Я, признаюсь, удивился.
— Ты все одна да одна, Лукерья; как же ты можешь помешать, чтобы мысли тебе в голову не шли? Или ты все спишь?
— Ой, нет, барин! Спать-то я не всегда могу. Хоть и больших болей у меня нет, а ноет у меня там, в самом нутре, и в костях тоже; не дает спать как следует. Нет… а так лежу я себе, лежу-полеживаю — и не думаю; чую, что жива, дышу — и вся я тут. Смотрю, слушаю. Пчелы на пасеке жужжат да гудят; голубь на крышу сядет и заворкует; курочка-наседочка зайдет с цыплятами крошек поклевать; а то воробей залетит или бабочка — мне очень приятно. В позапрошлом году так даже ласточки вон там в углу гнездо себе свили и детей вывели. Уж как же оно было занятно! Одна влетит, к гнездышку припадет, деток накормит — и вон. Глядишь — уж на смену ей другая. Иногда не влетит, только мимо раскрытой двери пронесется, а детки тотчас — ну пищать да клювы разевать… Я их и на следующий год поджидала, да их, говорят, один здешний охотник из ружья застрелил. И на что покорыстился? Вся-то она, ласточка, не больше жука… Какие вы, господа охотники, злые!

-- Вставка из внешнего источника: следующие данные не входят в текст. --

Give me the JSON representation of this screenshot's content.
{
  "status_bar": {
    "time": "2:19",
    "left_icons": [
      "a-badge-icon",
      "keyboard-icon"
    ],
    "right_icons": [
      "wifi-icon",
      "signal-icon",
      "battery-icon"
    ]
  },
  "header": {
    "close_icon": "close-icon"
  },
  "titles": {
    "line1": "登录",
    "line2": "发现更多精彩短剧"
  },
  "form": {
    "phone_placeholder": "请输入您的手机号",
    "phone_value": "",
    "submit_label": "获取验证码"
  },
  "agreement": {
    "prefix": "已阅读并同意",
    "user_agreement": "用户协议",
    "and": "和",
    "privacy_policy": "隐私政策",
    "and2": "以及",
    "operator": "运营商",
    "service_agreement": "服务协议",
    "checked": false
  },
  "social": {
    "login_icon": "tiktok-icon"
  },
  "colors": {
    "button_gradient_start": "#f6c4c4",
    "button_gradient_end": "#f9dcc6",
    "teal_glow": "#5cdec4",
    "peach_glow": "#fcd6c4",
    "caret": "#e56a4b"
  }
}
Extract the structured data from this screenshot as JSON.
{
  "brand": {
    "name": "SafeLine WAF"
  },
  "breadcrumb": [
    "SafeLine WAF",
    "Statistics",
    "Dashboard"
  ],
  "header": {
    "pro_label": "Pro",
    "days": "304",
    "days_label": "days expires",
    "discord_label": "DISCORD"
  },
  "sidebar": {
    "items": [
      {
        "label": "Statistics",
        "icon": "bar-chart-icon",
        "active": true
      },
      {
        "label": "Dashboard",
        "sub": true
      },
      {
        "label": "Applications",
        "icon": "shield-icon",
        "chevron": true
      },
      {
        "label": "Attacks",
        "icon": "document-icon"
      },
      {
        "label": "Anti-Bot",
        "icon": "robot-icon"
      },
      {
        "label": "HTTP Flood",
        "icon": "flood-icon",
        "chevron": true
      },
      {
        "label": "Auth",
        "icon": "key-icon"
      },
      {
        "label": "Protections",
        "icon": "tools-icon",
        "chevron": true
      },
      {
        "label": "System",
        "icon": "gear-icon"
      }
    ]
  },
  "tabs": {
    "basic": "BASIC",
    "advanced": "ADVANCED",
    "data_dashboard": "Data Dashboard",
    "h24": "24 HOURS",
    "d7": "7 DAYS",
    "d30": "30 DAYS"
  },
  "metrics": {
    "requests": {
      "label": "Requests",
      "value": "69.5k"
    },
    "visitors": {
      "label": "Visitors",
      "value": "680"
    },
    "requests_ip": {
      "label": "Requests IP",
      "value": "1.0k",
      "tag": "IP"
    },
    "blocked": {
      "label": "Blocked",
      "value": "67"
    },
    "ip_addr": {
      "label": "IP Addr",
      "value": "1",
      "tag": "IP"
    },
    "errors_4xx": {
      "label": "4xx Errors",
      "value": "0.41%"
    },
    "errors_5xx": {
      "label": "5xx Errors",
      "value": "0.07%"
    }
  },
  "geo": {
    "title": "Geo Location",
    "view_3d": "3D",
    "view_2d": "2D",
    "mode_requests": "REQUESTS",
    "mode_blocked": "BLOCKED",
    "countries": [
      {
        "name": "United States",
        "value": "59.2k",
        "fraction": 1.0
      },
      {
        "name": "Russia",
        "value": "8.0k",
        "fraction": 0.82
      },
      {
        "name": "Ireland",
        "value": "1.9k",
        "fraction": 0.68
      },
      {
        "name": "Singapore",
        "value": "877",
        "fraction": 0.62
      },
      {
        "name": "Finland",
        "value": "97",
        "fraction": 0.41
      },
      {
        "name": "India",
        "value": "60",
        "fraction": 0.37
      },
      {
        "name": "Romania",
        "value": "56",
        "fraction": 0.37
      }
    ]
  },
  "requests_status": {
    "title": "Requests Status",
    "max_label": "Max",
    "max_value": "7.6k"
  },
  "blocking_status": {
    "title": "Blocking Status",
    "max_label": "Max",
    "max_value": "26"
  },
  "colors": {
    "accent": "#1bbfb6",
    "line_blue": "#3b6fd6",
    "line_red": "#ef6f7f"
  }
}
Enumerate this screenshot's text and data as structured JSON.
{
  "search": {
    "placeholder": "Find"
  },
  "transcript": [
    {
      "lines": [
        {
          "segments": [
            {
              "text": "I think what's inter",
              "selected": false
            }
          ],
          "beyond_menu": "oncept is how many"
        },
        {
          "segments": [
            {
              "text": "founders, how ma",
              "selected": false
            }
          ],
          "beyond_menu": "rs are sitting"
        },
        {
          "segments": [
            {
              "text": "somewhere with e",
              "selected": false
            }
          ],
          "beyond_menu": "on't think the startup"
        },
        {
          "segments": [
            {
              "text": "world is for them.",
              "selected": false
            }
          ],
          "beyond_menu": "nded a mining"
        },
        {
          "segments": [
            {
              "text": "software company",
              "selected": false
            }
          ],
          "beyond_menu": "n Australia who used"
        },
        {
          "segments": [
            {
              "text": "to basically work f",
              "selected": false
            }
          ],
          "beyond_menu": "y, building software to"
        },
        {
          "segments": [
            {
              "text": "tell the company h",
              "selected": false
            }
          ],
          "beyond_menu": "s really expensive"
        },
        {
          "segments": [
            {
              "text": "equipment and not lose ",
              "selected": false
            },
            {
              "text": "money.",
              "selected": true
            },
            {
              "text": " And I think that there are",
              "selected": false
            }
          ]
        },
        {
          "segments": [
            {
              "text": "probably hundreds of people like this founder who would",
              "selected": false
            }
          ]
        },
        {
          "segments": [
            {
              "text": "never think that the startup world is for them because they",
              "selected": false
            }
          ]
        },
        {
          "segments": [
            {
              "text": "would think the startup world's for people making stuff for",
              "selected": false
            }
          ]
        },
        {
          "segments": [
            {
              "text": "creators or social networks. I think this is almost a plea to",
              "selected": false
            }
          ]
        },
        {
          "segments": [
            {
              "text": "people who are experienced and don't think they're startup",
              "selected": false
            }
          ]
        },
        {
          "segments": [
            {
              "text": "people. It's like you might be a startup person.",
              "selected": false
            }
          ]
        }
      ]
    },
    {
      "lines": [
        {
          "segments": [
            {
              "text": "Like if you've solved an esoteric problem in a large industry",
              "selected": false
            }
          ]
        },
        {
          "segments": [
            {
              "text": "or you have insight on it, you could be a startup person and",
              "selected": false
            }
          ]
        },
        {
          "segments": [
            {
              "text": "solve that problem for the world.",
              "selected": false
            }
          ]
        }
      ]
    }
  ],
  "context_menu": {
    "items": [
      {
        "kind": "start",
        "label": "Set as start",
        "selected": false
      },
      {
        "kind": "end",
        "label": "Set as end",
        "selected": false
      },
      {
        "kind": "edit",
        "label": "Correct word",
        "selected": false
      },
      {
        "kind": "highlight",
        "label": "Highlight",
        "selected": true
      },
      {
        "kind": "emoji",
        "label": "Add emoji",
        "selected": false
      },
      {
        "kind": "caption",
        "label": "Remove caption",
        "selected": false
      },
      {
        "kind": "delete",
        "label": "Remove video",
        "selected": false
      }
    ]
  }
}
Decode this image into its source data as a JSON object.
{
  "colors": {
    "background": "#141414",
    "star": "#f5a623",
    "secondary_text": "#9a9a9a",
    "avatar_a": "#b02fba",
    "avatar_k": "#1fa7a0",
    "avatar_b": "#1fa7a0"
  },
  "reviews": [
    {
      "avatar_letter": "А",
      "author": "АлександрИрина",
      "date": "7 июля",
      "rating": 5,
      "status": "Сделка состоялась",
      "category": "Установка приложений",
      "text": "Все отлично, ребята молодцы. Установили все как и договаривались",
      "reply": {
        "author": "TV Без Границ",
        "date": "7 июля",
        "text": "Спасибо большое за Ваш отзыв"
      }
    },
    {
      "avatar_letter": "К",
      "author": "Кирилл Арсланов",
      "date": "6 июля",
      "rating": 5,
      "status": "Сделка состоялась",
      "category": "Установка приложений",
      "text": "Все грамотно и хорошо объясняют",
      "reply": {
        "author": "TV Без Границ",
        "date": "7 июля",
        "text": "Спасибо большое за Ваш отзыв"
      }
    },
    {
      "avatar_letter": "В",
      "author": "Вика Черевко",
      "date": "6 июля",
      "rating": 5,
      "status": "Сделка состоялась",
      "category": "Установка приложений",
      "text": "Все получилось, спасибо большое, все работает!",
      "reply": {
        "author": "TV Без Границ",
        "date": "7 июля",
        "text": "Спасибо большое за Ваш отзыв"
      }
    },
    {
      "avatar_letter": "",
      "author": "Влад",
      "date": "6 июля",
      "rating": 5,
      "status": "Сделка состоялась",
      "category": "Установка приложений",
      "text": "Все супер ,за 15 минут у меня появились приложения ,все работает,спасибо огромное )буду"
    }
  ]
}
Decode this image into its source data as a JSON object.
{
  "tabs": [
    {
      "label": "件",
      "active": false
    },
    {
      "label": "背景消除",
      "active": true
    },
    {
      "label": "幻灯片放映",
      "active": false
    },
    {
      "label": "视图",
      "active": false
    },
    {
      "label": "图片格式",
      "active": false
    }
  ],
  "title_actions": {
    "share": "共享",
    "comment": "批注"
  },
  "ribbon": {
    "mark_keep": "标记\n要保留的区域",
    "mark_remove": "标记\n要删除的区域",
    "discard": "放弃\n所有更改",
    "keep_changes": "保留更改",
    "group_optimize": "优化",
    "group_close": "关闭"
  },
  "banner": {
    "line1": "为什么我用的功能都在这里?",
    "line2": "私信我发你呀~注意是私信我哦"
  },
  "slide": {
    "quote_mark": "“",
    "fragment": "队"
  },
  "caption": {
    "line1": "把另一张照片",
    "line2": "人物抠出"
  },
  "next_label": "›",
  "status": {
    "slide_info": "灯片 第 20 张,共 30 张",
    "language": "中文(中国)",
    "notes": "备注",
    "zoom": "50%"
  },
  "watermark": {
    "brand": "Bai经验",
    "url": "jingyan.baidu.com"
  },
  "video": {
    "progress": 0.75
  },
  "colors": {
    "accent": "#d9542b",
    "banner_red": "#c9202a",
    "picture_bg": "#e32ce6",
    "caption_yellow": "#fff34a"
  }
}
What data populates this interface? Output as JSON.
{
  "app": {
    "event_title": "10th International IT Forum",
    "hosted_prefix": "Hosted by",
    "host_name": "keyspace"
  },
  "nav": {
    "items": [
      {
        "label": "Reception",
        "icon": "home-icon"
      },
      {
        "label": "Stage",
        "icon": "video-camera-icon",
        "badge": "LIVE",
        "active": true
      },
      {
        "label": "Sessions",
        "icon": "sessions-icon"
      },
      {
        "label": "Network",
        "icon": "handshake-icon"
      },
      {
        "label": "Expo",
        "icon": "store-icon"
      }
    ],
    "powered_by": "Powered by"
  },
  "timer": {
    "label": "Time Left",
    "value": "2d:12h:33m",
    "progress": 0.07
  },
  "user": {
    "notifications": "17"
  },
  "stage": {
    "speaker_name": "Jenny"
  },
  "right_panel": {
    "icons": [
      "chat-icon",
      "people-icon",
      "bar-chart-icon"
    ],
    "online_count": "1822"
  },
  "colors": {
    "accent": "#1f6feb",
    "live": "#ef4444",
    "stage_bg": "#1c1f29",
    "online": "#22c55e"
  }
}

— Я ласточек не стреляю, — поспешил я заметить.
— А то раз, — начала опять Лукерья, — вот смеху-то было! Заяц забежал, право! Собаки, что ли, за ним гнались, только он прямо в дверь как прикатит!.. Сел близехонько и долго-таки сидел, все носом водил и усами дергал — настоящий офицер! И на меня смотрел. Понял, значит, что я ему не страшна. Наконец, встал, прыг-прыг к двери, на пороге оглянулся — да и был таков! Смешной такой!
Лукерья взглянула на меня… аль, мол, не забавно? Я, в угоду ей, посмеялся. Она покусала пересохшие губы.
— Ну, зимою, конечно, мне хуже: потому — темно; свечку зажечь жалко, да и к чему? Я хоть грамоте знаю и читать завсегда охоча была, но что читать? Книг здесь нет никаких, да хоть бы и были, как я буду держать ее, книгу-то? Отец Алексей мне, для рассеянности, принес календарь, да видит, что пользы нет, взял да унес опять. Однако хоть и темно, а все слушать есть что: сверчок затрещит али мышь где скрестись станет. Вот тут-то хорошо: не думать!
— А то я молитвы читаю, — продолжала, отдохнув немного, Лукерья. — Только немного я знаю их, этих самых молитв. Да и на что я стану Господу Богу наскучать? О чем я его просить могу? Он лучше меня знает, чего мне надобно. Послал он мне крест — значит меня он любит. Так нам велено это понимать. Прочту Отче наш, Богородицу, акафист всем скорбящим — да и опять полеживаю себе безо всякой думочки. И ничего!
Прошло минуты две. Я не нарушал молчанья и не шевелился на узенькой кадушке, служившей мне сиденьем. Жестокая, каменная неподвижность лежавшего передо мною живого, несчастного существа сообщилась и мне: я тоже словно оцепенел.
— Послушай, Лукерья, — начал я наконец. — Послушай, какое я тебе предложение сделаю. Хочешь, я распоряжусь: тебя в больницу перевезут, в хорошую городскую больницу? Кто знает, быть может, тебя еще вылечат? Во всяком случае, ты одна не будешь…
Лукерья чуть-чуть двинула бровями.
— Ох, нет, барин, — промолвила она озабоченным шепотом, — не переводите меня в больницу, не трогайте меня. Я там только больше муки приму. Уж куда меня лечить!.. Вот так-то раз доктор сюда приезжал; осматривать меня захотел. Я его прошу: «Не тревожьте вы меня, Христа ради». Куда! переворачивать меня стал, руки, ноги разминал, разгинал; говорит: «Это я для учености делаю; на то я служащий человек, ученый! И ты, говорит, не моги мне противиться, потому что мне за мои труды орден на шею дан, и я для вас же, дураков, стараюсь». Потормошил, потормошил меня, назвал мне мою болезнь — мудрено таково — да с тем и уехал. А у меня потом целую неделю все косточки ныли. Вы говорите: я одна бываю, всегда одна. Нет, не всегда. Ко мне ходят. Я смирная — не мешаю. Девушки крестьянские зайдут, погуторят; странница забредет, станет про Иерусалим рассказывать, про Киев, про святые города. Да мне и не страшно одной быть. Даже лучше, ей-ей!.. Барин, не трогайте меня, не возите в больницу… Спасибо вам, вы добрый, только не трогайте меня, голубчик.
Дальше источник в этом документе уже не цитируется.